Again, like the chador, the word is not Arabic in origin but Persian, and might had referred to a woman-specific clothing in pre-Islamic Khorasan (ancient Afghanistan).
How often does one use them?
As a style that can be variously interpreted, different Muslim women apply the dress differently, not only according to personal opinion but whether the government sanctions them or not. Generally, the situation around the world is like this:
- In Saudi Arabia, women have to wear at least the abaya and the hijab. Peer pressure, however, has also mandated native Saudis to also wear the niqab, which is why such sight is not uncommon, especially when one goes further inside the desert, as the Wahhabi movement (which strictly advises women to wear niqab) is more pronounced there.
- In Gulf Arab countries, the Saudi rule applies, though the niqab is less common due to the less Wahhabi influence in the region, except for Qatar.
- In the rest of the Arab countries, women generally don't wear the conservative body garment, although they may wear the simple hijab, the frequency of which depends on how liberal the country is. Most Iraqi women wear it, as do the Egyptians to a lesser degree, but in Morocco, it is actually frowned upon for women to wear any headscarf, as it implies a sort of "Arab colonialism" since Berber identity is very much embraced there. Notable it is that Morocco, Syria, and Tunisia used to ban the use of any head covering for university students for secular reasons, although the law had been repealed in all countries.
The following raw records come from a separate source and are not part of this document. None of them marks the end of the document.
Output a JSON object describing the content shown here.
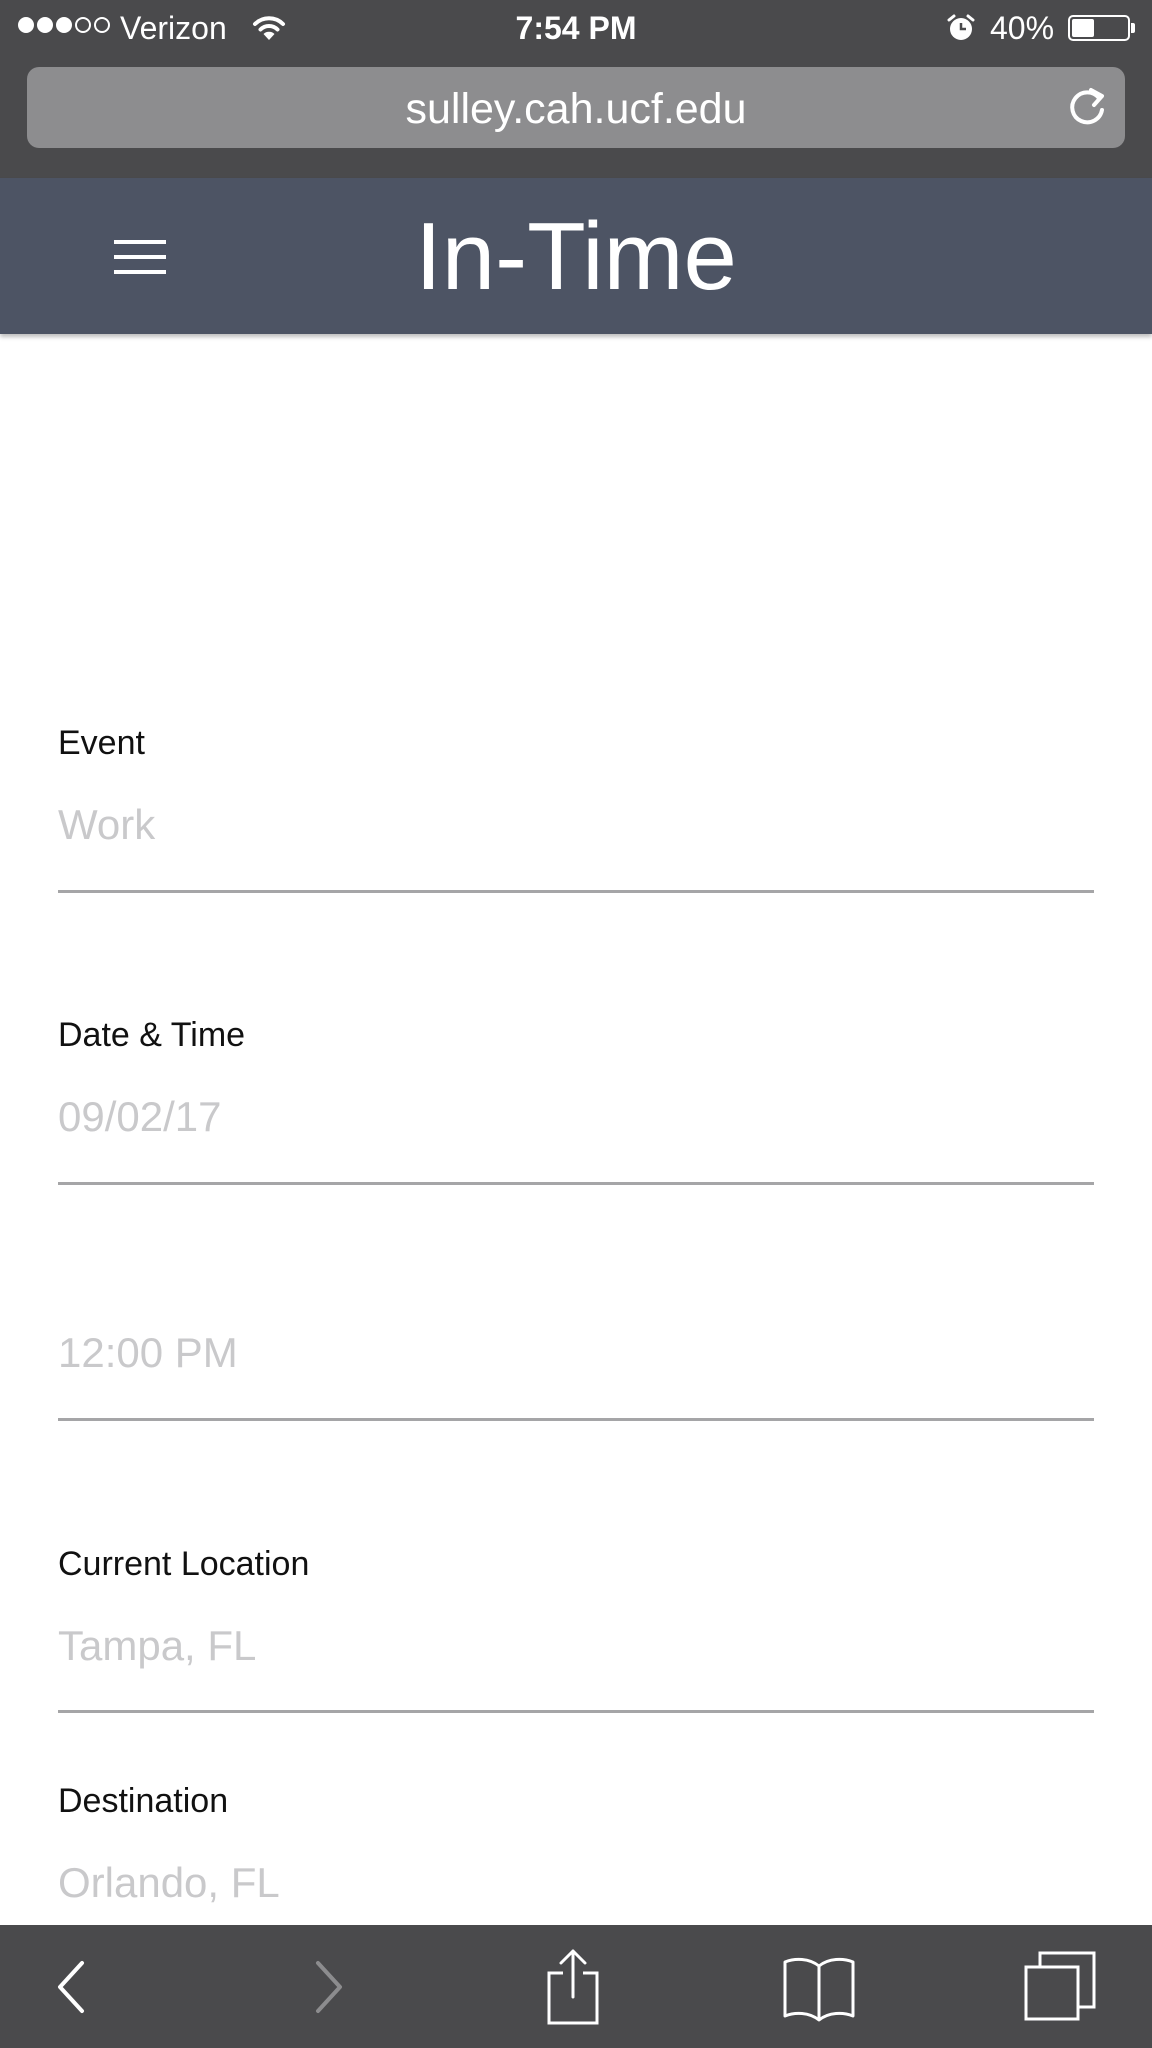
{
  "status_bar": {
    "carrier": "Verizon",
    "time": "7:54 PM",
    "battery_percent": "40%",
    "battery_level": 0.4,
    "signal_bars_filled": 3,
    "signal_bars_total": 5
  },
  "browser": {
    "url": "sulley.cah.ucf.edu",
    "icons": {
      "reload": "reload-icon",
      "back": "back-icon",
      "forward": "forward-icon",
      "share": "share-icon",
      "bookmarks": "bookmarks-icon",
      "tabs": "tabs-icon"
    }
  },
  "header": {
    "title": "In-Time",
    "menu_icon": "hamburger-menu-icon"
  },
  "form": {
    "event": {
      "label": "Event",
      "placeholder": "Work"
    },
    "datetime": {
      "label": "Date & Time",
      "date_placeholder": "09/02/17",
      "time_placeholder": "12:00 PM"
    },
    "current_location": {
      "label": "Current Location",
      "placeholder": "Tampa, FL"
    },
    "destination": {
      "label": "Destination",
      "placeholder": "Orlando, FL"
    }
  },
  "colors": {
    "chrome": "#4a4a4c",
    "header": "#4d5464",
    "placeholder": "#c9c9cb",
    "underline": "#a5a5a7"
  }
}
- In Iran, as noted above, the chador is the most commonly used hijab since the 1979 Revolution; though it is not mandated, popular culture, both in and out, has caused this trend to ignite.
- In Afghanistan and Pakistan, the hijab or khimar is used, alongside a traditional clothing called salwar kameez, which has both styles for women and men. Worth noting is that any hijab used usually doesn't completely cover the hair (as in the case with Pakistan's PM Benazir Bhutto), which is an unusual exception for the "everywhere but the face" rule. In areas where legacy of fundamentalist groups (read: the Taliban) exists, however, the ultra-conservative burka may be used as well.
- In India and Bangladesh, the hijab (in the Arab sense) is generally not used and other traditional covering prevails.
- In Southeast and East Asia, if hijab is used at all, it is usually of the jilbab variety, which is very flexible to wear.
- In sub-Saharan Africa, this varies. The West African Muslims don't wear the dress, while the East African Muslims, being influenced more by Arab traders, wear it, usually in the form of abaya and hijab.
- In Turkey, there (in)famously used to be a law banning the use of hijab. While it is no longer the case, the hijab is not widespread, but influences may arise the farther one goes to the Asian portion of the country, i.e. the farther one goes to the Middle East.
- In Muslim-majority countries where observation of religion is not prominent, such as the Balkans or the former Soviet countries, not wearing the hijab is the norm.
- For immigrant communities in the rest of the world, the rule depends on what country they arise.